I've been working as a junior developer for a startup and mainly doing smaller bug fixes.

How long should you wait on average on your code to be code reviewed?

I've submitted a few non-prio merge requests that should be reviewed but the oldest merge request is now already a half year old. I have brought this already up to my manager but it seems nothing has changed. The coworker is busy with them for a full day according to the daily stand-up but I don't receive any (positive or negative) feedback.

  • 1
    What exactly do you propose instead of waiting? Jul 19, 2022 at 15:29
  • 1
    Did you remind the person/people responsible for doing the review? Jul 19, 2022 at 16:14
  • 2
    "I have brought this already up to my manager" - and what did they say?
    – AakashM
    Jul 19, 2022 at 21:19

5 Answers 5


It varies, but not that much.

A six month old code review is dead.

Here is what you should be doing:

  1. Ask a senior person on your team how long it should be before you get some feedback on a code review. This should be something between a few hours and a couple of days. Hours is much better than days.
  2. In your standup, tell the person that is supposed to be doing the review that you have asked for a review. Don't phrase it like "please hurry up and do this review", at this stage you are just telling them that there is a review.
  3. From now on, in every standup, say that the story/bug the PR refers to is waiting for a review. Again don't be aggressive, just state that it's waiting.
  4. If at any point the reviewer gets upset and says something like "stop bugging me about this review" or "that's not going to happen any time soon" ask if the fix is important enough for you to be working on, or if there is someone else who could review it. It's possible that as a junior developer you've been given a 'makework' job and nobody cares whether you actually complete it.
  5. If the situation with this PR continues for longer than it should (anything longer than a couple of days) bring this up with your team lead/boss.
  6. If this happens repeatedly with many PRs, ask your boss what you should do.

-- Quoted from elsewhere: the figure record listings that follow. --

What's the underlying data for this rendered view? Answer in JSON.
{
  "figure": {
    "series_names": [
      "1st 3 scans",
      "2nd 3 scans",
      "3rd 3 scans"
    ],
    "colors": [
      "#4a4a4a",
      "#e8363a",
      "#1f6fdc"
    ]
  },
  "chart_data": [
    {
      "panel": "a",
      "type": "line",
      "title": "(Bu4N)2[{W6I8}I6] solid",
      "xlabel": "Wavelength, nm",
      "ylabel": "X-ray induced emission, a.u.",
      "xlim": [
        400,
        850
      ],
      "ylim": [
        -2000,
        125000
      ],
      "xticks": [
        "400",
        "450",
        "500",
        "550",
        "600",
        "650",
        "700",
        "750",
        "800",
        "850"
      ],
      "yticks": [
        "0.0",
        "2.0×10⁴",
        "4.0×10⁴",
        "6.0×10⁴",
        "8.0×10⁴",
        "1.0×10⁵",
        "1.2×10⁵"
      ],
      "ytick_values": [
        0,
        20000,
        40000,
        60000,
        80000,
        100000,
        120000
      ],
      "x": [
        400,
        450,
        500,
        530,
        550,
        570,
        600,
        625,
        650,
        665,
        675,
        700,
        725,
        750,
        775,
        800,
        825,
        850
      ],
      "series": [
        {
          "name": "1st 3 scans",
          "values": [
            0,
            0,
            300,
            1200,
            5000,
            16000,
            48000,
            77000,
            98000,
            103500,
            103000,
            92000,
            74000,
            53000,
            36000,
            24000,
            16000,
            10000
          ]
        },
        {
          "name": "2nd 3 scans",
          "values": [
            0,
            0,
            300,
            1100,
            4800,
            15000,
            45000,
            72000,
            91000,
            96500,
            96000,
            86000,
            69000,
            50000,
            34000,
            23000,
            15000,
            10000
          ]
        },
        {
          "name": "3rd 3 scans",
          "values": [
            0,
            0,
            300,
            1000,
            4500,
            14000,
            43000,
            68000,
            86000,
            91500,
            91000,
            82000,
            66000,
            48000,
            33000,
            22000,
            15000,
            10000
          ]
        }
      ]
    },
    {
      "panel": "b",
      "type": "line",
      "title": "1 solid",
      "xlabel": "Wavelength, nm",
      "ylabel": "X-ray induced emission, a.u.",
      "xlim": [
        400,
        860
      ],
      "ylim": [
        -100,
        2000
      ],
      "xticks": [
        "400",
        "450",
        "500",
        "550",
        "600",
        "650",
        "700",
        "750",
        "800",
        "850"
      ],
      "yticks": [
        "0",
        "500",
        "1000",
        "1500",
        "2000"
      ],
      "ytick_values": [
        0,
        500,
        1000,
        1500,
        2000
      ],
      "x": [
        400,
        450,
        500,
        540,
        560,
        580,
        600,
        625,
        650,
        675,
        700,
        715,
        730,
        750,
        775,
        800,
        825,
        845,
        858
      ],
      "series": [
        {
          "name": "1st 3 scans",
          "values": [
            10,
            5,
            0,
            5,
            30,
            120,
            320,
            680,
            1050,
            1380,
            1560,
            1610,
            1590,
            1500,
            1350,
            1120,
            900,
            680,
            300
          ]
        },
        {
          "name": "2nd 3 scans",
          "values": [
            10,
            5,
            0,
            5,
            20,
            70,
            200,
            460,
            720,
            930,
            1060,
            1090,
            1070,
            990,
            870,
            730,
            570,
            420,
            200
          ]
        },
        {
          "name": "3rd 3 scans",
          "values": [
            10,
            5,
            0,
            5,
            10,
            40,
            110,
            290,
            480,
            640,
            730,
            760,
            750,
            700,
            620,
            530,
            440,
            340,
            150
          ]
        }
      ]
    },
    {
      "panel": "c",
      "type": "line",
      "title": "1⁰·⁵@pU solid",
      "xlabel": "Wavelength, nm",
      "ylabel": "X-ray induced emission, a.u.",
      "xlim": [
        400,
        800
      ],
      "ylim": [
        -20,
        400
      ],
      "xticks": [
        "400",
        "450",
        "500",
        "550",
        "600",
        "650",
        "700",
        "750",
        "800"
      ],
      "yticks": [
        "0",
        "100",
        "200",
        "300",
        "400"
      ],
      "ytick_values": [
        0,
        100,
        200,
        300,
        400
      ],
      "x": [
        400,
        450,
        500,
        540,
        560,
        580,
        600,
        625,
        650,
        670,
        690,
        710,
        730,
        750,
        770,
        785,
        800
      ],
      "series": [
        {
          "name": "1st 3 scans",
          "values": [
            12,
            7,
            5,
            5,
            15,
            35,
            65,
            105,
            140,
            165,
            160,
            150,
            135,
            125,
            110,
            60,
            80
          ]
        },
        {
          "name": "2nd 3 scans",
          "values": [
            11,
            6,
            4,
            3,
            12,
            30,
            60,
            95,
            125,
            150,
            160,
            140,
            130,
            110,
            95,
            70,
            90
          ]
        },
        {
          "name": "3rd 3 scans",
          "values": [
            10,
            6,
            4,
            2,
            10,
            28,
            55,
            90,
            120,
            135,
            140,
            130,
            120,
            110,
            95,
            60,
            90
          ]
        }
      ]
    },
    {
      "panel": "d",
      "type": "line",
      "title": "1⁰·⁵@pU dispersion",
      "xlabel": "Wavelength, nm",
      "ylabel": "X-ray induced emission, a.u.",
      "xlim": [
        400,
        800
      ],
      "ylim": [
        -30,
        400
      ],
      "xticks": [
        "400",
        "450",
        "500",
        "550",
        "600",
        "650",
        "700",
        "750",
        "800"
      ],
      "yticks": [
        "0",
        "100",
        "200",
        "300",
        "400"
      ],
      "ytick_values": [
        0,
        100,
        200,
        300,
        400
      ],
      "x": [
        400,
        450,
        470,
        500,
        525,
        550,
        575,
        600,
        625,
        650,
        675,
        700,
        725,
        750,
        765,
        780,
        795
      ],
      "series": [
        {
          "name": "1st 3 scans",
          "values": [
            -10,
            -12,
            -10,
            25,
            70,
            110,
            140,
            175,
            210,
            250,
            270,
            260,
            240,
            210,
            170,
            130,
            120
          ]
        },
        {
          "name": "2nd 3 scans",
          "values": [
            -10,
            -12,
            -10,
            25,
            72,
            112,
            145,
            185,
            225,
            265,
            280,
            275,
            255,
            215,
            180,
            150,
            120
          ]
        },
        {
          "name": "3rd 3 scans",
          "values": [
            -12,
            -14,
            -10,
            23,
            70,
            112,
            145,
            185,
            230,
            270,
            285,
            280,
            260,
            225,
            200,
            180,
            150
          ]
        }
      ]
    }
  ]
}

As Gh0stFish says, if this happens more than occasionally your development process is hugely broken.

  • A six month old code review is dead. Worse than dead. It's a zombie in search of viable code reviews that it will chew on should anyone go close to that zombie code review. Jul 22, 2022 at 13:12

This is a sign of a pretty broken development process. If it's taking six months to review a pull request, then either it's very low priority, or the team is massively under resourced. And there's also a pretty good chance that it won't merge nicely, given all the development and changes that have happened in the last six months.

If it's a one-off PR that got forgotten about then that's not so bad. But if this is a pattern (and management aren't bothered about it) then I would be looking to move to another team.


This is ridiculous and a major sign of mismanagement. I feel bad if I don't get around to reviewing my junior coworker's merge request for a few dáys. If it's been half a year, aside from the bug obviously not being fixed, the company is also not giving you the attention you need to develop yourself. Has this co-worker in particular been assigned to you as someone you can go to for questions? Do you even have anyone like that?

Additionally, although I can't tell what fix this is exactly, a code review for the kind of bug fix a junior would be doing would normally not be taking a full day of work.

I'd make the issue more serious with my manager if I were you.


I'm going to attempt to answer your question.

You should ask you manager what they would like you to do with pull requests that are not responded to.

You should ask them how long they would like you to wait, and what you should do when the time is elapsed.


In my previous project we usually got at least some comments within a few hours and managed to merge in about a week for bigger PRs. I was advokating to get that process down to review within an hour and an avarage merge time of the same day. This will in some regard depend on the nature of your project but reviewing PRs should be very high priority as they are wasted work if not merged.